Tuesday, January 17, 2012

Door Number 3

It is certainly a bad sign when you go to log in to your blog and you hardly recognize the dashboard. Has it been so long that Blogger's completely redesigned their administrative interface? Apparently the answer to that question is: yes. Conveniently, in the spirit of design and change I'm here to post some updates on our latest home related project.

Long story short we attempted to sell our house last year at the peak of the worst real estate market in years. That proved to be just a touch foolish. With that epic fail behind us we've determined to at least learn a few things from the experience and hopefully make some improvements to the place to better our odds for another foolish attempt this spring. Along these lines we added an expanded patio to the backyard, finished the landscaping and put in a privacy fence around the master bedroom creating a private patio complete with fountain vis-a-vis HGTV. With the weather driving us back indoors we've decided to tackle the biggest project on our list of potential home buyer gripes: the basement.

Although our basement is technically 'finished', and we even painted and spruced it up last year, it still abounds with wood paneling and a preponderance of doors something akin to a scene in Alice and Wonderland. Take this example: the door to the washer.
Now you might be thinking, everyone has a door to their laundry room: it helps hide your laundry negligence.

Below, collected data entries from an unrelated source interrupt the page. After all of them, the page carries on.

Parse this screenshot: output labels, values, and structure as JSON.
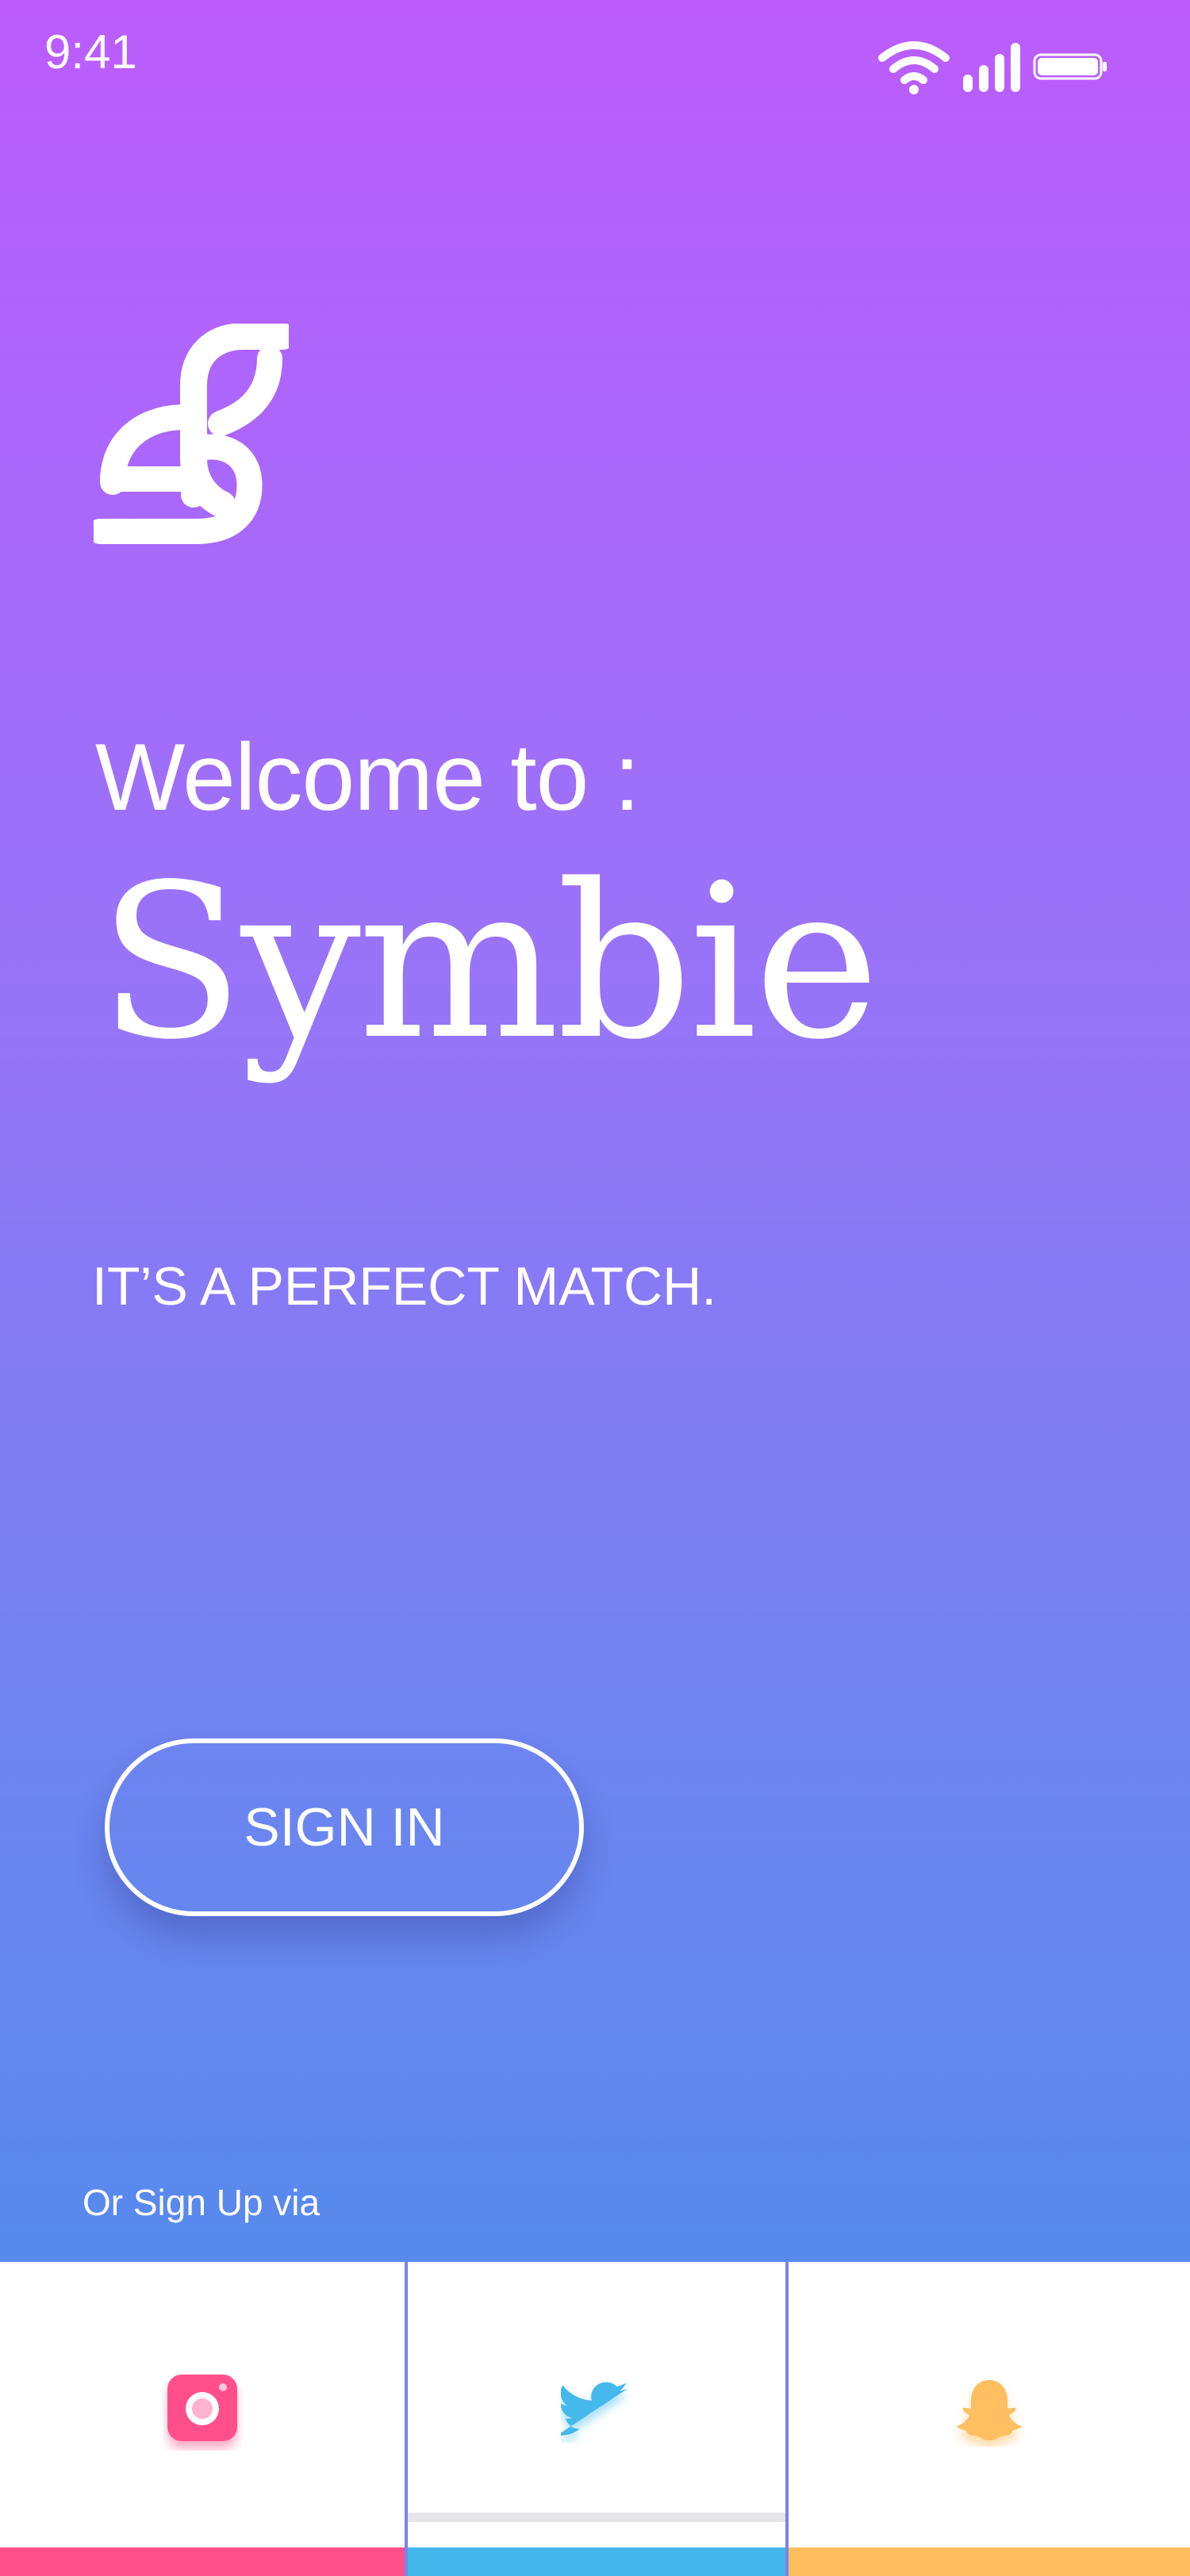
{
  "status_bar": {
    "time": "9:41",
    "icons": [
      "wifi-icon",
      "signal-icon",
      "battery-icon"
    ]
  },
  "logo": {
    "icon": "symbie-logo-icon"
  },
  "welcome": {
    "line1": "Welcome to :",
    "brand": "Symbie",
    "tagline": "IT’S A PERFECT MATCH."
  },
  "signin_button": {
    "label": "SIGN IN"
  },
  "signup": {
    "label": "Or Sign Up via",
    "providers": [
      {
        "name": "instagram",
        "icon": "instagram-icon",
        "color": "#FF4F8B"
      },
      {
        "name": "twitter",
        "icon": "twitter-icon",
        "color": "#44B8EC"
      },
      {
        "name": "snapchat",
        "icon": "snapchat-icon",
        "color": "#FFBE5E"
      }
    ]
  },
  "colors": {
    "gradient_top": "#BC5CFD",
    "gradient_bottom": "#4A8DEB",
    "divider": "#7C82EC"
  }
}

But I didn't say door to the laundry room...I said door to the washer; not to be confused with the doors to the dryer...

or the door to the laundry sink for that matter.
Yes, there's definitely a lot of paneling and doors in our basement. And while I would have hoped that potential buyers might have enjoyed the fun house feel to the place, apparently it was a sore spot with folks. So the paneling, the doors, the oddly angled walls all would have to go. Figuring out what to remove proved to be the easy part: figuring out what to put back in its place was a bit more challenging. As wacky as it looks there was a certain element of logic entailed in the design. We've got a beam, a whole host of pipes and vents, a floor drain and a main duct trunk to contend with in the space we'd ideally like to salvage. The easier, and in my opinion more cowardly, way out would be to slap up some walls and doors and call it good. The real solution however entails moving a fair amount of infrastructure and then putting up walls where you'd expect to find them: around your washer and dryer...not in between them. So while de-dooring the basement might in the end prove harder than its worth (vindicating the cowardly door mongers) we're armed with a pretty good design and with that we got our hammers swinging.
Last week I spent a couple evenings pulling down doors, paneling and 2x4's. The plan is to save a lot of the 2x4's and perhaps a door (or two) and take the rest to the Habitat for Humanity store to see if it someone else might want it. The result was a drastically improved, 'doorless' space for the laundry. Next I had to remove the shelving along the back wall and scoot the appliances out of the way. The plan is to move the laundry appliances into the back corner and then frame in a wall around the new space as well as a wall to hide the drain and vent pipes at the base of the stairs.

Over the weekend I got all of my plumbing and electrical parts assembled and with the help of my brother-in-law Paul, removed the old drain and vent stack, moved the 20 and 30 amp service for the washer/dryer and extended the water supply for the sink and laundry. While it was kind of a long Sunday we managed to get the guts of the new laundry moved and reconfigured. Temporarily it now looks like this:

Despite Paul's confidence in my amateur plumbing abilities I was certain the pipes would leak when I turned the water back on, but Paul's confidence wasn't wasted and the basement is dry as a bone and actually up to code.  With the tricky bits out of the way we've moved on to sealing the old plaster wall along the exterior, which will form two sides of the laundry. I have to patch a few holes in the plaster and then we'll paint it before moving the new appliances into their permanent homes. From there it'll be time to start framing in the walls and moving on to drywall, which after plumbing is my second least favorite home improvement project. But I suppose if I've managed to conquer my plumbing demons a little dry wall won't be too tough now will it?